Hey @tgauth, are there any updates you can share regarding this ask?

I was curious if maintainers would be open to allowing OWNER RIGHTS provided that the owner is an admin.

hssyoo avatar Feb 03 '25 19:02 hssyoo

Hey @tgauth , any updates on the Win32-OpenSSH side regarding the same ask from above?

I was curious if maintainers would be open to allowing OWNER RIGHTS provided that the owner is an admin.

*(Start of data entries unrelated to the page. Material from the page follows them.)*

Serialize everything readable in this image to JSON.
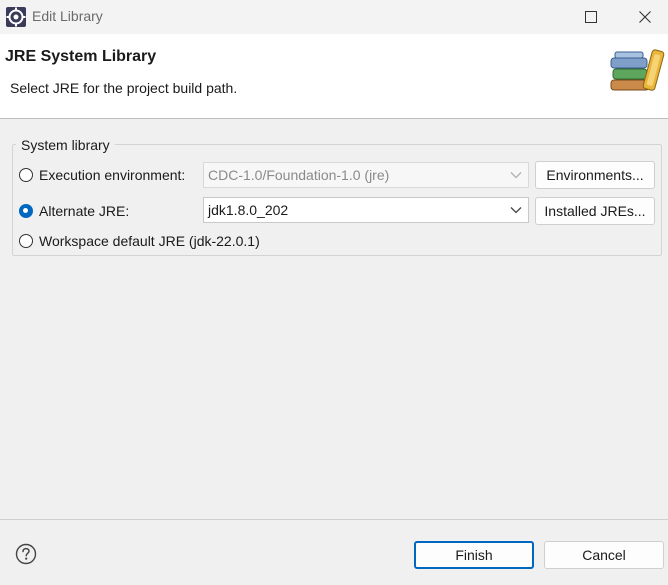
{
  "window": {
    "title": "Edit Library",
    "app_icon": "eclipse-icon",
    "controls": [
      "maximize-icon",
      "close-icon"
    ]
  },
  "header": {
    "title": "JRE System Library",
    "description": "Select JRE for the project build path.",
    "image": "library-books-icon"
  },
  "system_library": {
    "group_label": "System library",
    "options": [
      {
        "label": "Execution environment:",
        "selected": false
      },
      {
        "label": "Alternate JRE:",
        "selected": true
      },
      {
        "label": "Workspace default JRE (jdk-22.0.1)",
        "selected": false
      }
    ],
    "execution_environment_value": "CDC-1.0/Foundation-1.0 (jre)",
    "alternate_jre_value": "jdk1.8.0_202",
    "environments_button": "Environments...",
    "installed_jres_button": "Installed JREs..."
  },
  "footer": {
    "help_icon": "help-icon",
    "finish_button": "Finish",
    "cancel_button": "Cancel"
  },
  "colors": {
    "accent": "#0067c0",
    "header_background": "#ffffff",
    "dialog_background": "#f0f0f0"
  }
}
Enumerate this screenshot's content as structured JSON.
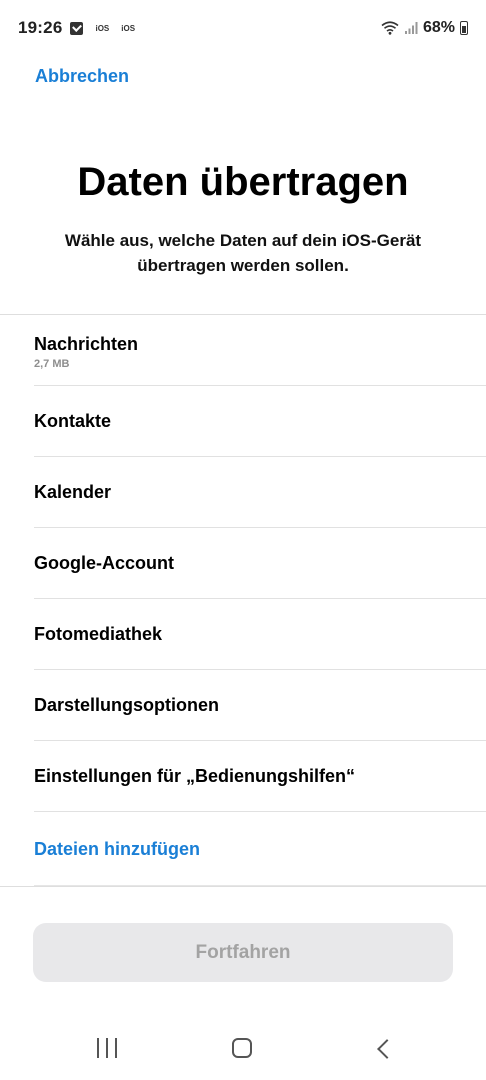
{
  "status_bar": {
    "time": "19:26",
    "badge_1": "iOS",
    "badge_2": "iOS",
    "battery": "68%",
    "icons": [
      "check-notification-icon",
      "wifi-icon",
      "signal-icon",
      "battery-icon"
    ]
  },
  "header": {
    "cancel_label": "Abbrechen",
    "title": "Daten übertragen",
    "subtitle": "Wähle aus, welche Daten auf dein iOS-Gerät übertragen werden sollen."
  },
  "list": {
    "items": [
      {
        "label": "Nachrichten",
        "sub": "2,7 MB"
      },
      {
        "label": "Kontakte"
      },
      {
        "label": "Kalender"
      },
      {
        "label": "Google-Account"
      },
      {
        "label": "Fotomediathek"
      },
      {
        "label": "Darstellungsoptionen"
      },
      {
        "label": "Einstellungen für „Bedienungshilfen“"
      }
    ],
    "add_files_label": "Dateien hinzufügen"
  },
  "footer": {
    "continue_label": "Fortfahren"
  },
  "colors": {
    "accent": "#1a7fd6",
    "disabled_button_bg": "#e8e8ea",
    "disabled_button_text": "#a3a3a3"
  }
}
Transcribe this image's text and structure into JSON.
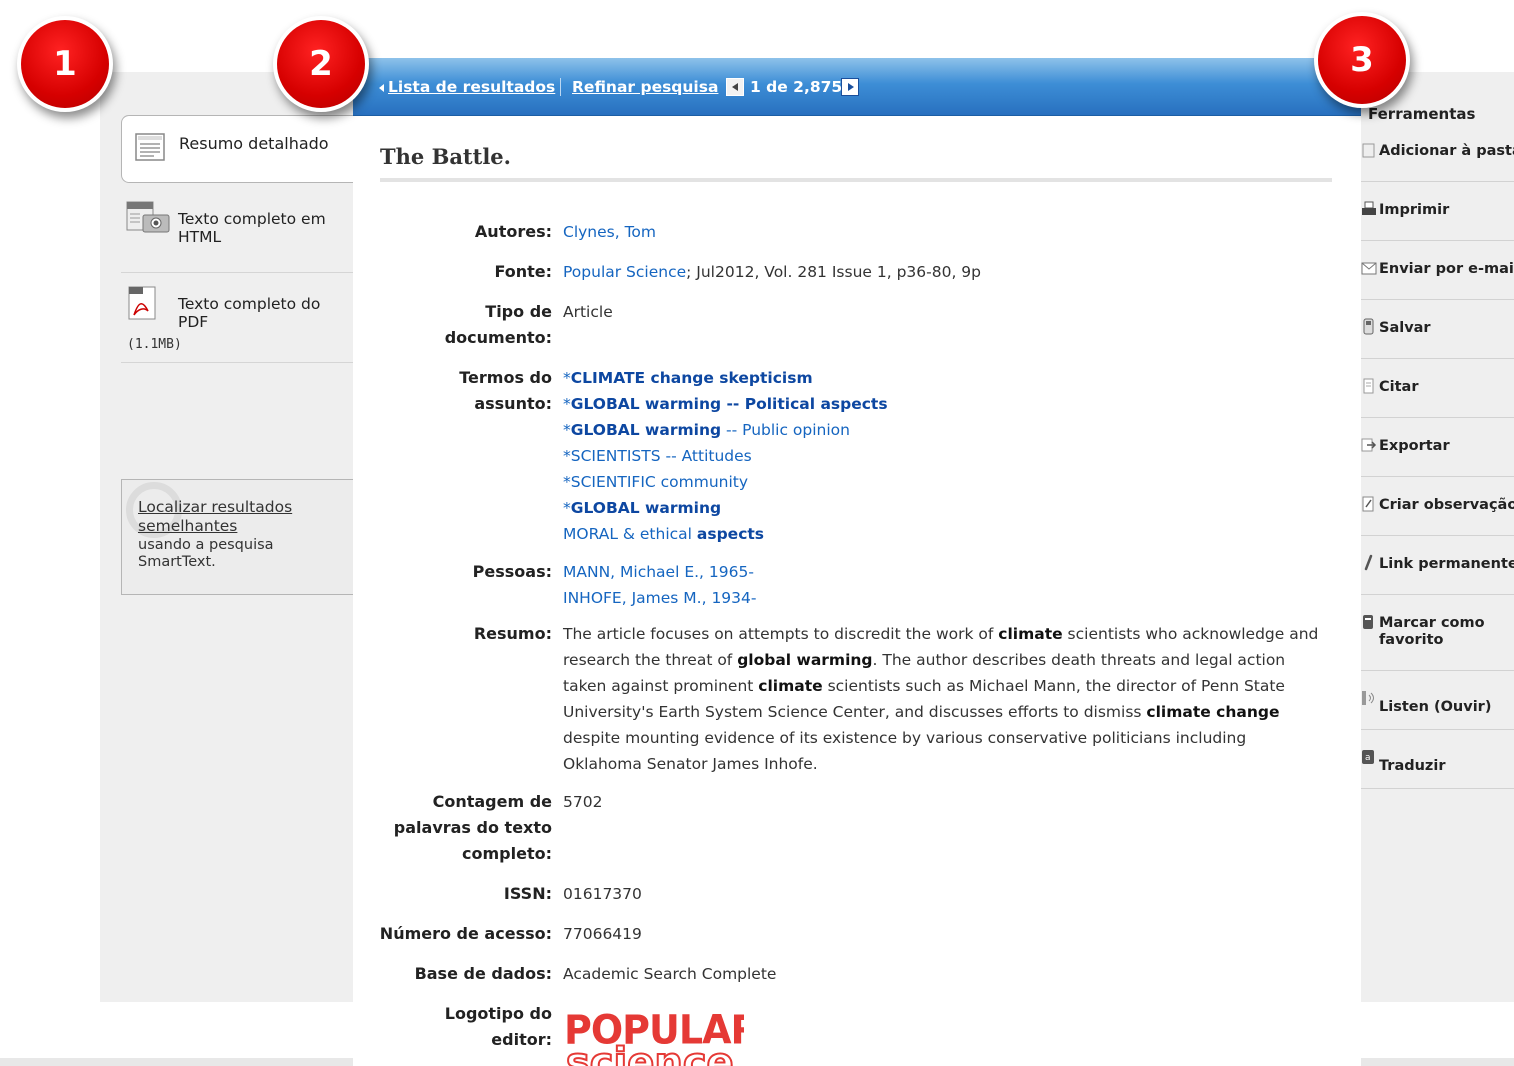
{
  "left_formats": {
    "detailed": "Resumo detalhado",
    "html_fulltext": "Texto completo em HTML",
    "pdf_fulltext": "Texto completo do PDF",
    "pdf_size": "(1.1MB)"
  },
  "similar": {
    "link": "Localizar resultados semelhantes",
    "description": "usando a pesquisa SmartText."
  },
  "topbar": {
    "results_list": "Lista de resultados",
    "refine": "Refinar pesquisa",
    "pagination": "1 de 2,875"
  },
  "record": {
    "title": "The Battle.",
    "labels": {
      "authors": "Autores:",
      "source": "Fonte:",
      "doc_type_1": "Tipo de",
      "doc_type_2": "documento:",
      "subject_1": "Termos do",
      "subject_2": "assunto:",
      "people": "Pessoas:",
      "abstract": "Resumo:",
      "wordcount_1": "Contagem de",
      "wordcount_2": "palavras do texto",
      "wordcount_3": "completo:",
      "issn": "ISSN:",
      "accession": "Número de acesso:",
      "database": "Base de dados:",
      "logo_1": "Logotipo do",
      "logo_2": "editor:"
    },
    "author": "Clynes, Tom",
    "source_link": "Popular Science",
    "source_rest": "; Jul2012, Vol. 281 Issue 1, p36-80, 9p",
    "doc_type": "Article",
    "subjects": {
      "s1_prefix": "*",
      "s1_bold": "CLIMATE change skepticism",
      "s2_prefix": "*",
      "s2_bold": "GLOBAL warming -- Political aspects",
      "s3_prefix": "*",
      "s3_bold": "GLOBAL warming",
      "s3_rest": " -- Public opinion",
      "s4": "*SCIENTISTS -- Attitudes",
      "s5": "*SCIENTIFIC community",
      "s6_prefix": "*",
      "s6_bold": "GLOBAL warming",
      "s7_plain": "MORAL & ethical ",
      "s7_bold": "aspects"
    },
    "people": [
      "MANN, Michael E., 1965-",
      "INHOFE, James M., 1934-"
    ],
    "abstract": {
      "p1": "The article focuses on attempts to discredit the work of ",
      "b1": "climate",
      "p2": " scientists who acknowledge and research the threat of ",
      "b2": "global warming",
      "p3": ". The author describes death threats and legal action taken against prominent ",
      "b3": "climate",
      "p4": " scientists such as Michael Mann, the director of Penn State University's Earth System Science Center, and discusses efforts to dismiss ",
      "b4": "climate change",
      "p5": " despite mounting evidence of its existence by various conservative politicians including Oklahoma Senator James Inhofe."
    },
    "word_count": "5702",
    "issn": "01617370",
    "accession": "77066419",
    "database": "Academic Search Complete",
    "publisher_logo": [
      "POPULAR",
      "science"
    ]
  },
  "tools": {
    "heading": "Ferramentas",
    "items": [
      {
        "label": "Adicionar à pasta",
        "icon": "folder-icon"
      },
      {
        "label": "Imprimir",
        "icon": "printer-icon"
      },
      {
        "label": "Enviar por e-mail",
        "icon": "email-icon"
      },
      {
        "label": "Salvar",
        "icon": "save-icon"
      },
      {
        "label": "Citar",
        "icon": "cite-icon"
      },
      {
        "label": "Exportar",
        "icon": "export-icon"
      },
      {
        "label": "Criar observação",
        "icon": "note-icon"
      },
      {
        "label": "Link permanente",
        "icon": "permalink-icon"
      },
      {
        "label": "Marcar como favorito",
        "icon": "bookmark-icon"
      },
      {
        "label": "Listen (Ouvir)",
        "icon": "listen-icon"
      },
      {
        "label": "Traduzir",
        "icon": "translate-icon"
      }
    ]
  },
  "badges": [
    "1",
    "2",
    "3"
  ],
  "colors": {
    "topbar": "#2870bf",
    "link": "#1565c0",
    "badge": "#d60000"
  }
}
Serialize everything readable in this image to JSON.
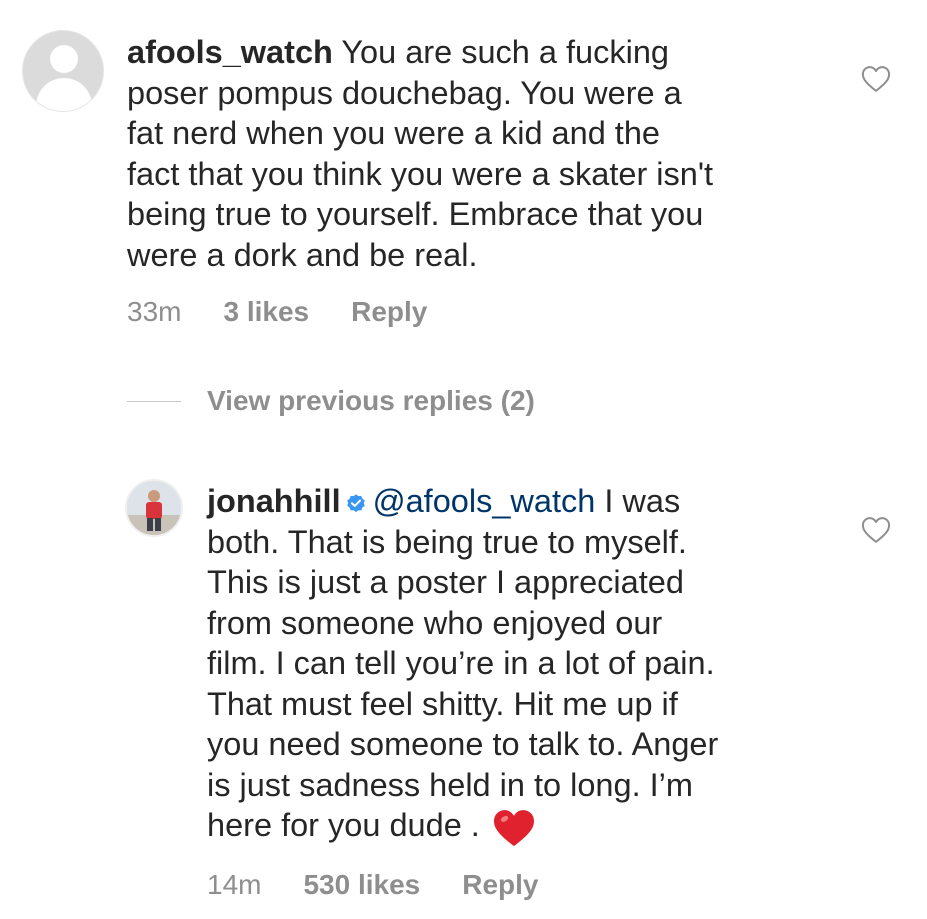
{
  "comments": [
    {
      "username": "afools_watch",
      "verified": false,
      "lines": [
        "You are such a fucking",
        "poser pompus douchebag. You were a",
        "fat nerd when you were a kid and the",
        "fact that you think you were a skater isn't",
        "being true to yourself. Embrace that you",
        "were a dork and be real."
      ],
      "time": "33m",
      "likes": "3 likes",
      "reply_label": "Reply",
      "like_icon": "heart-outline-icon"
    },
    {
      "username": "jonahhill",
      "verified": true,
      "mention": "@afools_watch",
      "lines": [
        "I was",
        "both. That is being true to myself.",
        "This is just a poster I appreciated",
        "from someone who enjoyed our",
        "film. I can tell you’re in a lot of pain.",
        "That must feel shitty. Hit me up if",
        "you need someone to talk to. Anger",
        "is just sadness held in to long. I’m",
        "here for you dude ."
      ],
      "trailing_emoji": "red-heart",
      "time": "14m",
      "likes": "530 likes",
      "reply_label": "Reply",
      "like_icon": "heart-outline-icon"
    }
  ],
  "view_previous_replies": "View previous replies (2)",
  "colors": {
    "text": "#262626",
    "muted": "#8e8e8e",
    "mention": "#003569",
    "verified": "#3897f0",
    "emoji_heart": "#e0212e"
  }
}
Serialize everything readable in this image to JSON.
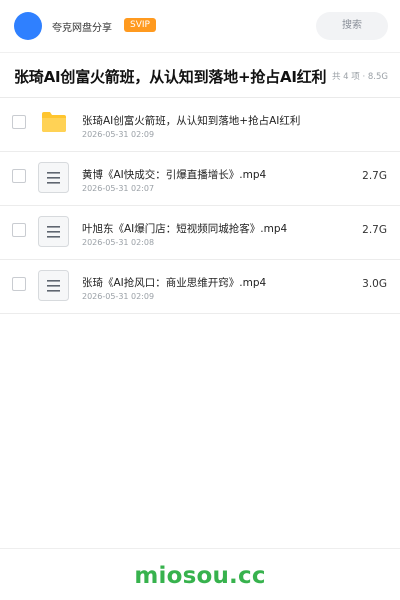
{
  "header": {
    "brand": "夸克网盘分享",
    "vip_badge": "SVIP",
    "search_label": "搜索"
  },
  "folder": {
    "title": "张琦AI创富火箭班，从认知到落地+抢占AI红利",
    "meta": "共 4 项 · 8.5G"
  },
  "files": [
    {
      "name": "张琦AI创富火箭班，从认知到落地+抢占AI红利",
      "date": "2026-05-31 02:09",
      "size": "",
      "type": "folder"
    },
    {
      "name": "黄博《AI快成交：引爆直播增长》.mp4",
      "date": "2026-05-31 02:07",
      "size": "2.7G",
      "type": "video"
    },
    {
      "name": "叶旭东《AI爆门店：短视频同城抢客》.mp4",
      "date": "2026-05-31 02:08",
      "size": "2.7G",
      "type": "video"
    },
    {
      "name": "张琦《AI抢风口：商业思维开窍》.mp4",
      "date": "2026-05-31 02:09",
      "size": "3.0G",
      "type": "video"
    }
  ],
  "footer": {
    "watermark": "miosou.cc"
  },
  "colors": {
    "accent_blue": "#2f80ff",
    "vip_orange": "#ff9a1f",
    "folder_yellow": "#ffc52e",
    "watermark_green": "#37b24d"
  }
}
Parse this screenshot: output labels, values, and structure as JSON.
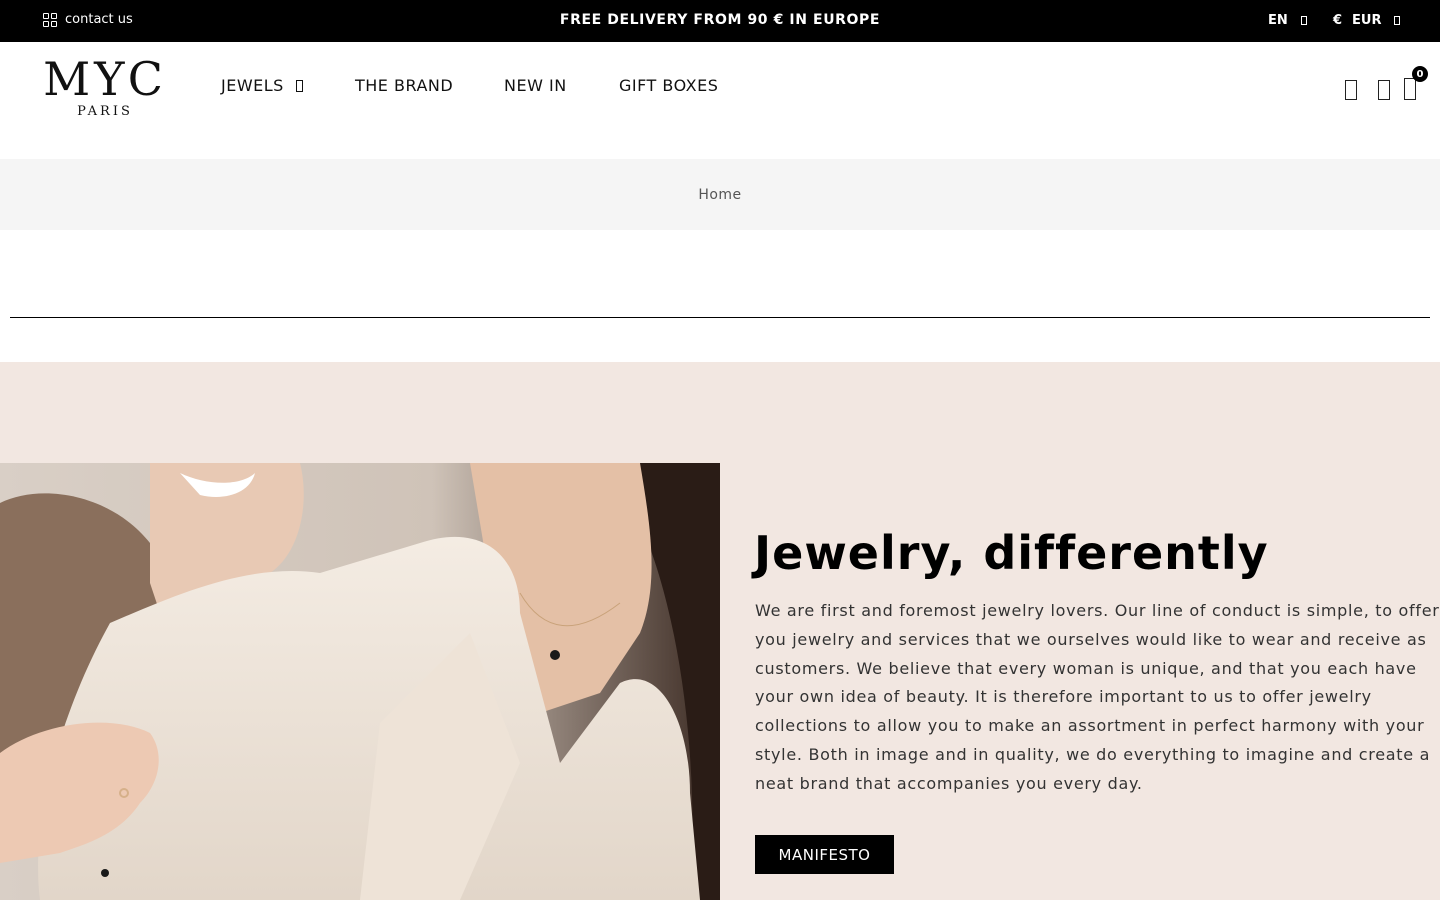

CharlesReinhardt avatar Feb 20 '25 18:02 CharlesReinhardt

Here is a script that can be used as a potential work around https://github.com/PowerShell/openssh-portable/blob/latestw_all/contrib/win32/openssh/FixUserFilePermissions.ps1

It is also included in the release zip payload which includes the modules necessary to run it if you don't want to clone the whole repo. https://github.com/PowerShell/Win32-OpenSSH/releases/download/v9.8.1.0p1-Preview/OpenSSH-Win64.zip

We are going to have to evalutate the security implications with this kind of change before we can formally commit to adding this. It would be helpful if you can provide additional scenarios where this addition would be helpful. Thanks!